Can a shared ready queue limit the scalability of a multiprocessor system?
-
06-07-2019 - |
Question
Can a shared ready queue limit the scalability of a multiprocessor system?
Solution
Simply put, most definetly. Read on for some discussion.
Tuning a service is an art-form or requires benchmarking (and the space for the amount of concepts you need to benchmark is huge). I believe that it depends on factors such as the following (this is not exhaustive).
- how much time an item which is picked up from the ready qeueue takes to process, and
- how many worker threads are their?
- how many producers are their, and how often do they produce ?
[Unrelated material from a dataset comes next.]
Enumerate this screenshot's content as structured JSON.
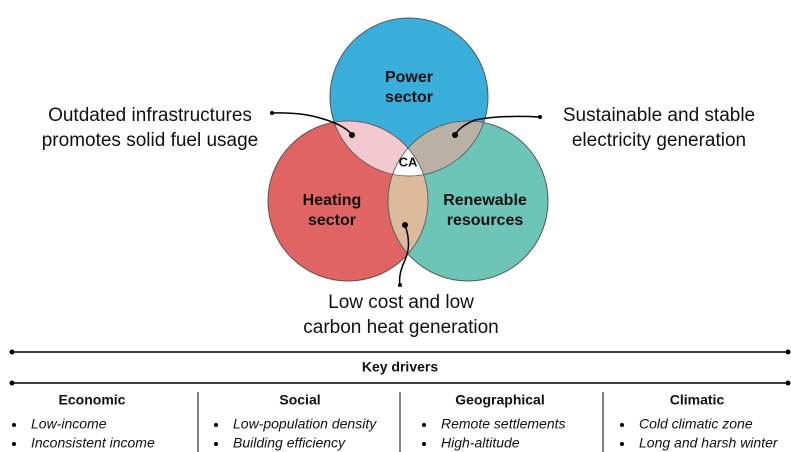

- what type of wait concepts are you using ? spin-locks or kernel-waits (the latter being slower) ?
So, if items are produced often, and if the amount of threads is large, and the processing time is low: the data structure could be locked for large windows, thus causing thrashing.
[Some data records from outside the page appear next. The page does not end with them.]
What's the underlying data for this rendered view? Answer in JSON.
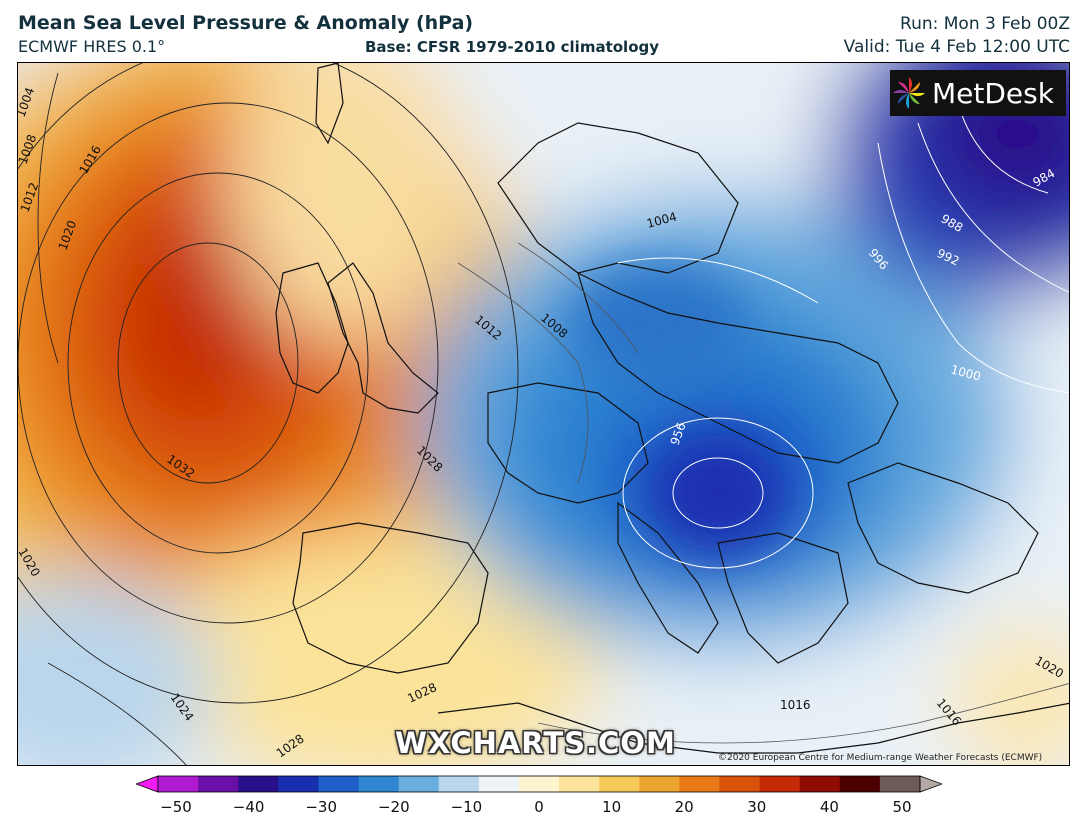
{
  "header": {
    "title": "Mean Sea Level Pressure & Anomaly (hPa)",
    "model": "ECMWF HRES 0.1°",
    "base": "Base: CFSR 1979-2010 climatology",
    "run": "Run: Mon 3 Feb 00Z",
    "valid": "Valid: Tue 4 Feb 12:00 UTC"
  },
  "logo": {
    "text": "MetDesk",
    "icon": "pinwheel-icon"
  },
  "watermark": "WXCHARTS.COM",
  "copyright": "©2020 European Centre for Medium-range Weather Forecasts (ECMWF)",
  "isobar_labels": [
    {
      "text": "1004"
    },
    {
      "text": "1008"
    },
    {
      "text": "1012"
    },
    {
      "text": "1016"
    },
    {
      "text": "1020"
    },
    {
      "text": "1032"
    },
    {
      "text": "1028"
    },
    {
      "text": "1020"
    },
    {
      "text": "1024"
    },
    {
      "text": "1028"
    },
    {
      "text": "1028"
    },
    {
      "text": "1004"
    },
    {
      "text": "1012"
    },
    {
      "text": "1008"
    },
    {
      "text": "956"
    },
    {
      "text": "1000"
    },
    {
      "text": "996"
    },
    {
      "text": "992"
    },
    {
      "text": "988"
    },
    {
      "text": "984"
    },
    {
      "text": "1016"
    },
    {
      "text": "1016"
    },
    {
      "text": "1020"
    }
  ],
  "colorbar": {
    "ticks": [
      "−50",
      "−40",
      "−30",
      "−20",
      "−10",
      "0",
      "10",
      "20",
      "30",
      "40",
      "50"
    ],
    "colors": [
      "#f01cf0",
      "#b01ad0",
      "#6a0fa8",
      "#2a0f8a",
      "#1a2fb0",
      "#1f5fc8",
      "#2f86d2",
      "#6aaee0",
      "#b9d6ec",
      "#eef4f8",
      "#fff4d0",
      "#fbe39a",
      "#f5c95a",
      "#eda530",
      "#e77a17",
      "#d9520c",
      "#c42a05",
      "#8f0b03",
      "#4d0000",
      "#6e5a58",
      "#b3aaa8"
    ]
  }
}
Other factors may include the data structure used and how long the data structure is locked for -e.g., if you use a linked list to manage such a queue the add
and remove
oprations take constant time. A prio-queue (heaps) takes a few more operations on average when items are added
.
If your system is for business processing you could take this question out of the picture by just using:
- A process based architecure and just spawning multiple producer consumer processes and using the file system for communication,
- Using a non-preemtive collaborative threading programming language such as stackless python, Lua or Erlang.
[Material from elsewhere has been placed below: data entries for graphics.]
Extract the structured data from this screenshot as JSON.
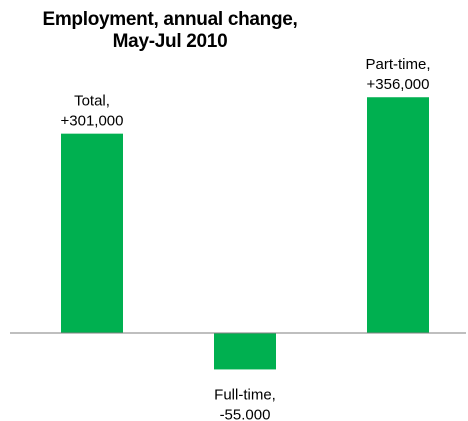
{
  "chart_data": {
    "type": "bar",
    "title_lines": [
      "Employment, annual change,",
      "May-Jul 2010"
    ],
    "categories": [
      "Total",
      "Full-time",
      "Part-time"
    ],
    "values": [
      301000,
      -55000,
      356000
    ],
    "data_labels": [
      [
        "Total,",
        "+301,000"
      ],
      [
        "Full-time,",
        "-55.000"
      ],
      [
        "Part-time,",
        "+356,000"
      ]
    ],
    "ylim": [
      -120000,
      420000
    ],
    "grid": false,
    "legend": "none",
    "bar_color": "#00b050",
    "axis_color": "#7f7f7f"
  }
}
also note: synchronization primitives cause inter-processor cache-cohesion floods which are not good and therefore should be used sparingly.
The discussion could go on to fill a Ph.D dissertation :D
OTHER TIPS
A per-cpu ready queue is a natural selection for the data structure. This is because, most operating systems will try to keep a process on the same CPU, for many reasons, you can google for.What does that imply? If a thread is ready and another CPU is idling, OS will not quickly migrate the thread to another CPU. load-balance kicks in long run only.
Had the situation been different, that is it was not a design goal to keep thread-cpu affinities, rather thread migration was frequent, then keeping separate per-cpu run queues would be costly.